You need to lightly file around the hole to take off the sharp
edges.
Sand about 10mm paint off the bonnet all around the hole
(remember that glueable area).
Once all the sanding is finished use a vac to hoover up all the
metal debris so it wont collect and rust your Fiesta. Clean off
the sanded area.
Step 7: Glueing/Attaching.
Use some two-part glue like Araldite, Mastik or Halfords high
strength glue (comes in 1000psi packs etc..) smear this around
the hole and on the area of vent to be glued. Follow the
instructions on the glue tube for the sticking instructions.
Once you have placed the vent into the hole wipe off any excess
glue BEFORE IT DRIES and weight it down with a book or something.
You could hold it if it's really quick drying and you've got
nothing better to do.
Some vents like the Subaru job may be a little to large for glue
alone. Some sort of fixing job may need to be done to clamp it
down mechanically.
See pictures below: (sorry no photo's - work's digital camera not
available today!)
| This is the view of the underside of the vent
|
Close-up of one corner, shows where to put adhesive.
|
| This shows the underside of the bonnet with the vent
in position:
|
For the Subaru vent these clips need to be used to
mechanically attach the vent to the bonnet.
|
To use the clip you must remove one screw, loosen the
other and then rotate the clip 90 degrees.
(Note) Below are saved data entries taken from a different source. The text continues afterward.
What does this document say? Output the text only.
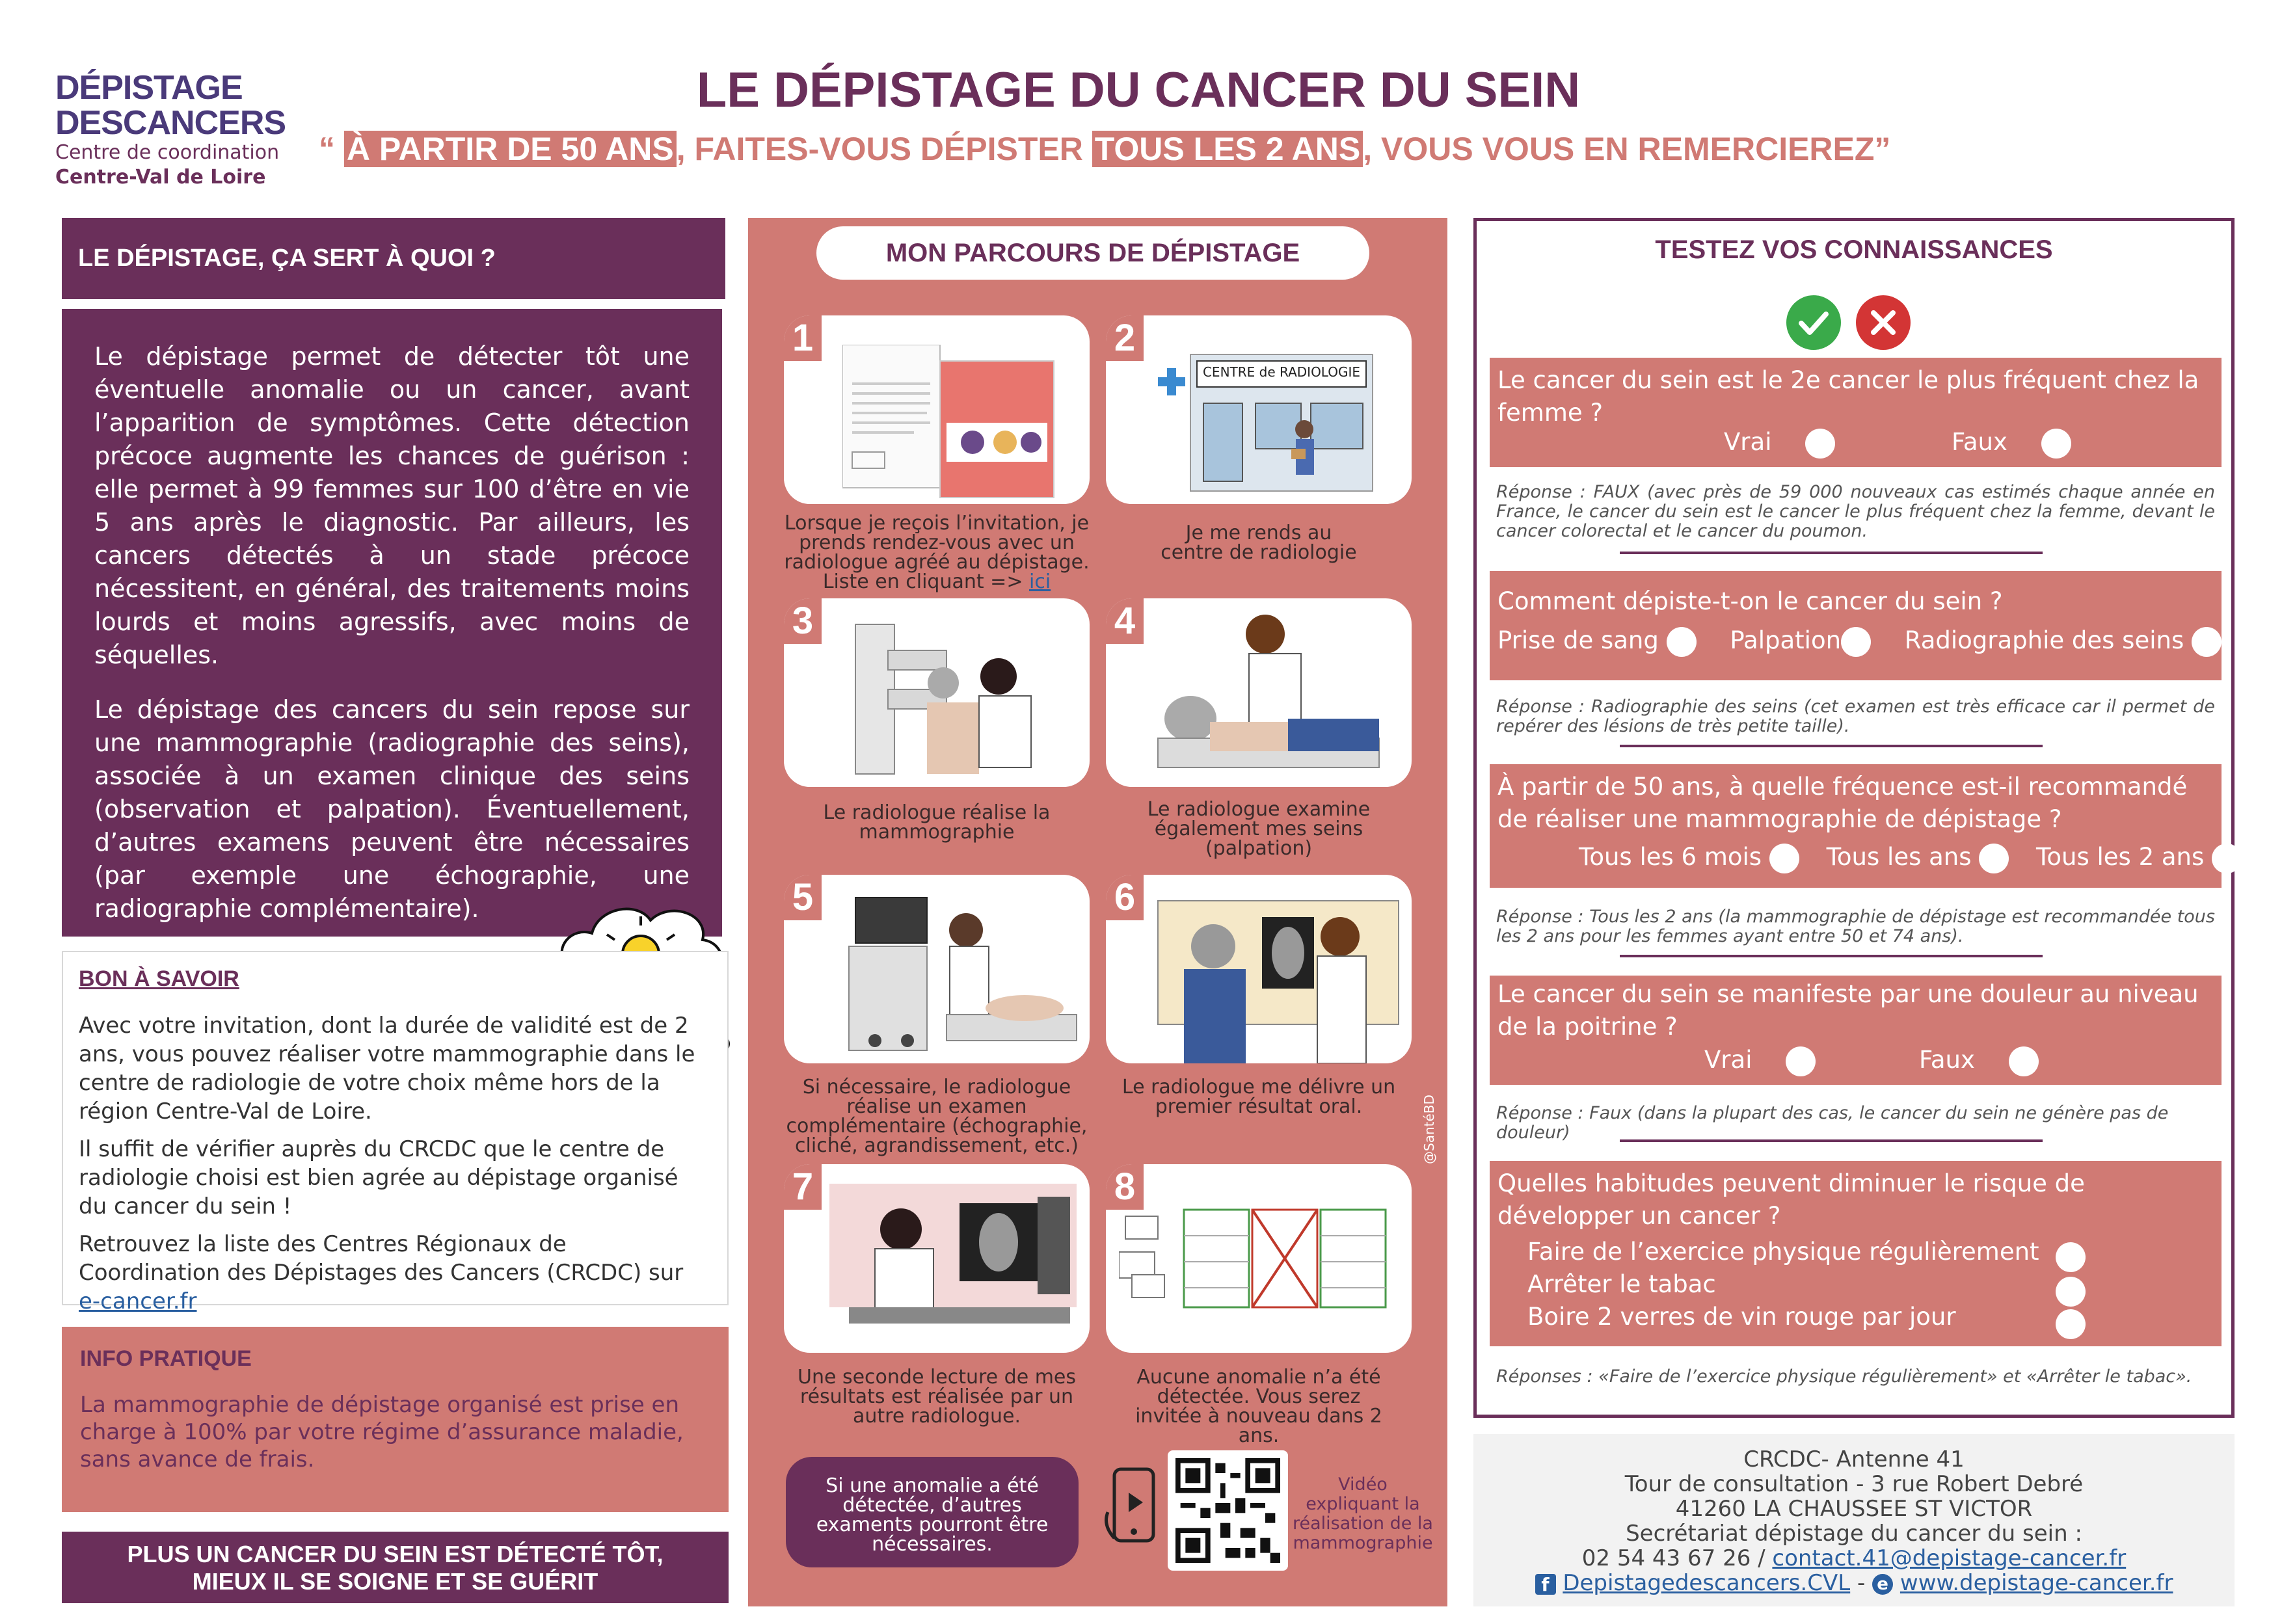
DÉPISTAGE
DESCANCERS
Centre de coordination
Centre-Val de Loire
LE DÉPISTAGE DU CANCER DU SEIN
“ À PARTIR DE 50 ANS, FAITES-VOUS DÉPISTER TOUS LES 2 ANS, VOUS VOUS EN REMERCIEREZ”
LE DÉPISTAGE, ÇA SERT À QUOI ?

Le dépistage permet de détecter tôt une éventuelle anomalie ou un cancer, avant l’apparition de symptômes. Cette détection précoce augmente les chances de guérison : elle permet à 99 femmes sur 100 d’être en vie 5 ans après le diagnostic. Par ailleurs, les cancers détectés à un stade précoce nécessitent, en général, des traitements moins lourds et moins agressifs, avec moins de séquelles.

Le dépistage des cancers du sein repose sur une mammographie (radiographie des seins), associée à un examen clinique des seins (observation et palpation). Éventuellement, d’autres examens peuvent être nécessaires (par exemple une échographie, une radiographie complémentaire).

BON À SAVOIR

Avec votre invitation, dont la durée de validité est de 2 ans, vous pouvez réaliser votre mammographie dans le centre de radiologie de votre choix même hors de la région Centre-Val de Loire.

Il suffit de vérifier auprès du CRCDC que le centre de radiologie choisi est bien agrée au dépistage organisé du cancer du sein !

Retrouvez la liste des Centres Régionaux de Coordination des Dépistages des Cancers (CRCDC) sur e-cancer.fr

INFO PRATIQUE
La mammographie de dépistage organisé est prise en charge à 100% par votre régime d’assurance maladie, sans avance de frais.
PLUS UN CANCER DU SEIN EST DÉTECTÉ TÔT,
MIEUX IL SE SOIGNE ET SE GUÉRIT
MON PARCOURS DE DÉPISTAGE
1
Lorsque je reçois l’invitation, je prends rendez-vous avec un radiologue agréé au dépistage. Liste en cliquant => ici
2
CENTRE de RADIOLOGIE
Je me rends au centre de radiologie
3
Le radiologue réalise la mammographie
4
Le radiologue examine également mes seins (palpation)
5
Si nécessaire, le radiologue réalise un examen complémentaire (échographie, cliché, agrandissement, etc.)
6
Le radiologue me délivre un premier résultat oral.
7
Une seconde lecture de mes résultats est réalisée par un autre radiologue.
8
Aucune anomalie n’a été détectée. Vous serez invitée à nouveau dans 2 ans.
@SantéBD
Si une anomalie a été détectée, d’autres examents pourront être nécessaires.
Vidéo expliquant la réalisation de la mammographie
TESTEZ VOS CONNAISSANCES
Le cancer du sein est le 2e cancer le plus fréquent chez la femme ?
Vrai	Faux
Réponse : FAUX (avec près de 59 000 nouveaux cas estimés chaque année en France, le cancer du sein est le cancer le plus fréquent chez la femme, devant le cancer colorectal et le cancer du poumon.
Comment dépiste-t-on le cancer du sein ?
Prise de sang	Palpation	Radiographie des seins
Réponse : Radiographie des seins (cet examen est très efficace car il permet de repérer des lésions de très petite taille).
À partir de 50 ans, à quelle fréquence est-il recommandé de réaliser une mammographie de dépistage ?
Tous les 6 mois	Tous les ans	Tous les 2 ans
Réponse : Tous les 2 ans (la mammographie de dépistage est recommandée tous les 2 ans pour les femmes ayant entre 50 et 74 ans).
Le cancer du sein se manifeste par une douleur au niveau de la poitrine ?
Vrai	Faux
Réponse : Faux (dans la plupart des cas, le cancer du sein ne génère pas de douleur)
Quelles habitudes peuvent diminuer le risque de développer un cancer ?
Faire de l’exercice physique régulièrement
Arrêter le tabac
Boire 2 verres de vin rouge par jour
Réponses : «Faire de l’exercice physique régulièrement» et «Arrêter le tabac».
CRCDC- Antenne 41
Tour de consultation - 3 rue Robert Debré
41260 LA CHAUSSEE ST VICTOR
Secrétariat dépistage du cancer du sein :
02 54 43 67 26 / contact.41@depistage-cancer.fr
f Depistagedescancers.CVL - e www.depistage-cancer.fr
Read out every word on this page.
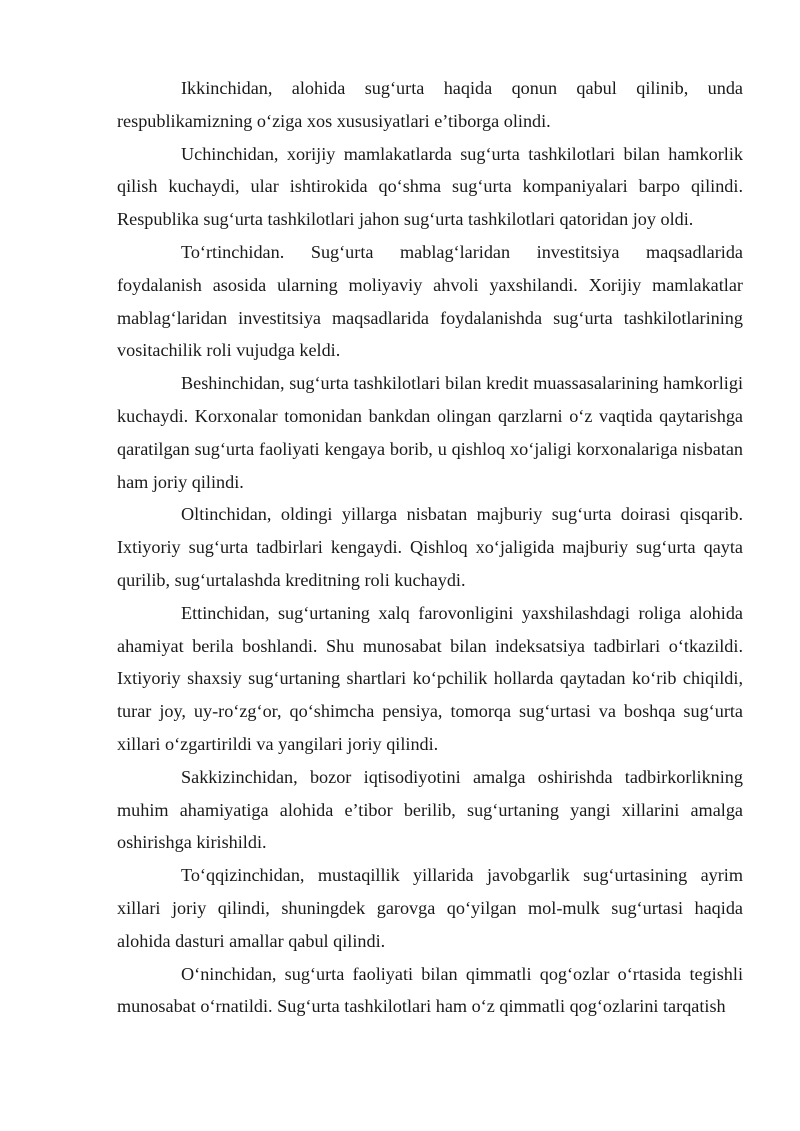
Ikkinchidan, alohida sug‘urta haqida qonun qabul qilinib, unda respublikamizning o‘ziga xos xususiyatlari e’tiborga olindi.

Uchinchidan, xorijiy mamlakatlarda sug‘urta tashkilotlari bilan hamkorlik qilish kuchaydi, ular ishtirokida qo‘shma sug‘urta kompaniyalari barpo qilindi. Respublika sug‘urta tashkilotlari jahon sug‘urta tashkilotlari qatoridan joy oldi.

To‘rtinchidan. Sug‘urta mablag‘laridan investitsiya maqsadlarida foydalanish asosida ularning moliyaviy ahvoli yaxshilandi. Xorijiy mamlakatlar mablag‘laridan investitsiya maqsadlarida foydalanishda sug‘urta tashkilotlarining vositachilik roli vujudga keldi.

Beshinchidan, sug‘urta tashkilotlari bilan kredit muassasalarining hamkorligi kuchaydi. Korxonalar tomonidan bankdan olingan qarzlarni o‘z vaqtida qaytarishga qaratilgan sug‘urta faoliyati kengaya borib, u qishloq xo‘jaligi korxonalariga nisbatan ham joriy qilindi.

Oltinchidan, oldingi yillarga nisbatan majburiy sug‘urta doirasi qisqarib. Ixtiyoriy sug‘urta tadbirlari kengaydi. Qishloq xo‘jaligida majburiy sug‘urta qayta qurilib, sug‘urtalashda kreditning roli kuchaydi.

Ettinchidan, sug‘urtaning xalq farovonligini yaxshilashdagi roliga alohida ahamiyat berila boshlandi. Shu munosabat bilan indeksatsiya tadbirlari o‘tkazildi. Ixtiyoriy shaxsiy sug‘urtaning shartlari ko‘pchilik hollarda qaytadan ko‘rib chiqildi, turar joy, uy-ro‘zg‘or, qo‘shimcha pensiya, tomorqa sug‘urtasi va boshqa sug‘urta xillari o‘zgartirildi va yangilari joriy qilindi.

Sakkizinchidan, bozor iqtisodiyotini amalga oshirishda tadbirkorlikning muhim ahamiyatiga alohida e’tibor berilib, sug‘urtaning yangi xillarini amalga oshirishga kirishildi.

To‘qqizinchidan, mustaqillik yillarida javobgarlik sug‘urtasining ayrim xillari joriy qilindi, shuningdek garovga qo‘yilgan mol-mulk sug‘urtasi haqida alohida dasturi amallar qabul qilindi.

O‘ninchidan, sug‘urta faoliyati bilan qimmatli qog‘ozlar o‘rtasida tegishli munosabat o‘rnatildi. Sug‘urta tashkilotlari ham o‘z qimmatli qog‘ozlarini tarqatish
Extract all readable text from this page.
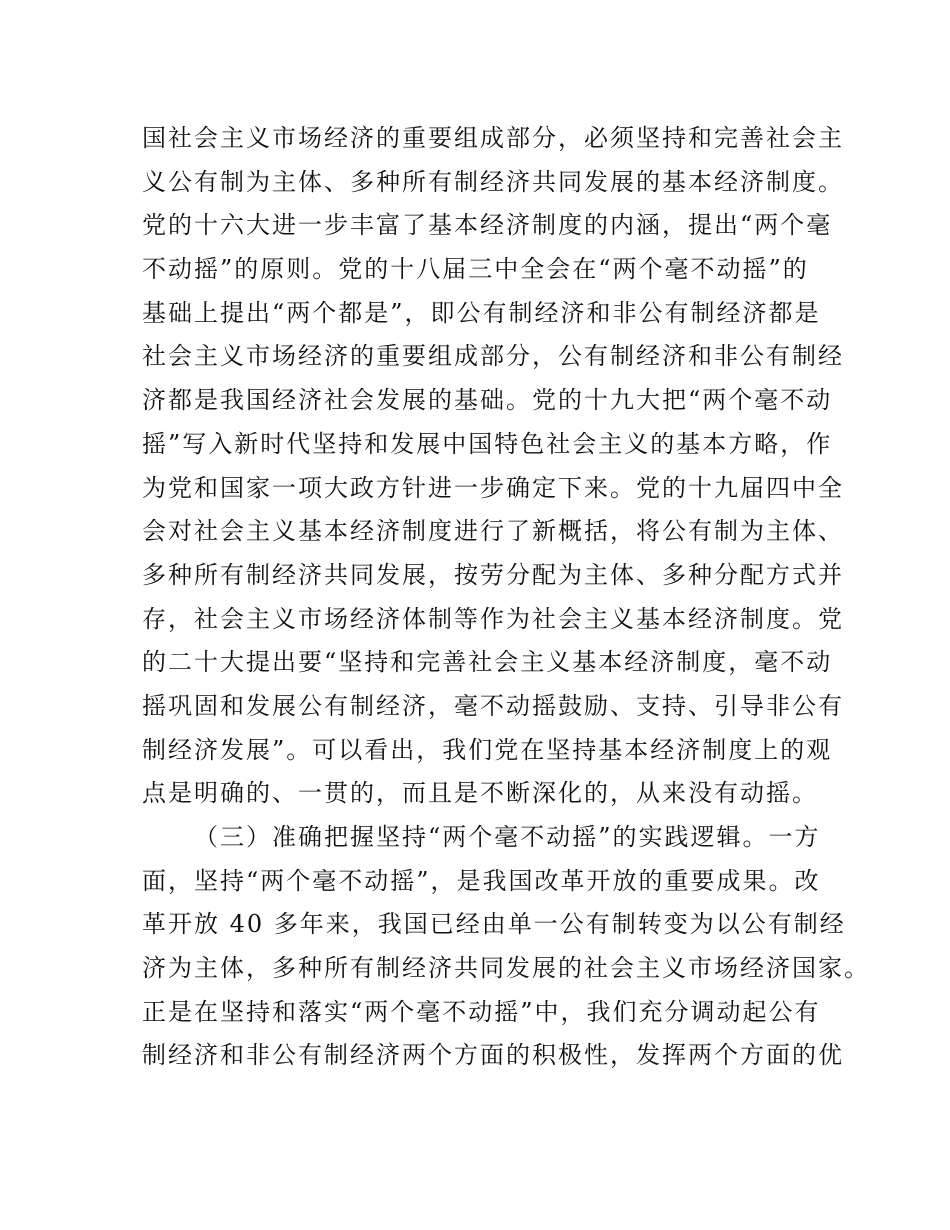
国社会主义市场经济的重要组成部分，必须坚持和完善社会主
义公有制为主体、多种所有制经济共同发展的基本经济制度。
党的十六大进一步丰富了基本经济制度的内涵，提出“两个毫
不动摇”的原则。党的十八届三中全会在“两个毫不动摇”的
基础上提出“两个都是”，即公有制经济和非公有制经济都是
社会主义市场经济的重要组成部分，公有制经济和非公有制经
济都是我国经济社会发展的基础。党的十九大把“两个毫不动
摇”写入新时代坚持和发展中国特色社会主义的基本方略，作
为党和国家一项大政方针进一步确定下来。党的十九届四中全
会对社会主义基本经济制度进行了新概括，将公有制为主体、
多种所有制经济共同发展，按劳分配为主体、多种分配方式并
存，社会主义市场经济体制等作为社会主义基本经济制度。党
的二十大提出要“坚持和完善社会主义基本经济制度，毫不动
摇巩固和发展公有制经济，毫不动摇鼓励、支持、引导非公有
制经济发展”。可以看出，我们党在坚持基本经济制度上的观
点是明确的、一贯的，而且是不断深化的，从来没有动摇。
（三）准确把握坚持“两个毫不动摇”的实践逻辑。一方
面，坚持“两个毫不动摇”，是我国改革开放的重要成果。改
革开放 40 多年来，我国已经由单一公有制转变为以公有制经
济为主体，多种所有制经济共同发展的社会主义市场经济国家。
正是在坚持和落实“两个毫不动摇”中，我们充分调动起公有
制经济和非公有制经济两个方面的积极性，发挥两个方面的优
When you
re-tighten the single remaining screw the clip will act
as a clamp against the underside of the bonnet to hold
down the vent. |
Photo's coming soon !! (If I can borrow a decent camera) |
Step 8: Finishing.
If you've got some sponduliks and you want to blend it all in and
get it sprayed then now's the time.
Buy some ELASTIC bodyfiller and use it to blend away the edge
between the vent and bonnet.
Go through all the general crap of sanding & filling, sanding
& filling, sanding & filling, and yes, more sanding &
filling, prepping and painting.
If you're broke like me use some silicon sealant (yes, that shite
you use for bathrooms) and squirt and shape this around the vent.
I've got a white car so I used white sealant and it looks really
professional, surprisingly.
Step 9: Testing.
If you've got a direct intake filter like a K&N or Pipercross
KK3000 take the car out for a blast. You'll notice the benefits
of all that cold air getting to the element straight away.
The faster you go the more cold air you'll get and the faster
you'll go (a vicious circle of speed!!)
Now find some Vauxhall Nova's and...err... burn them off !!!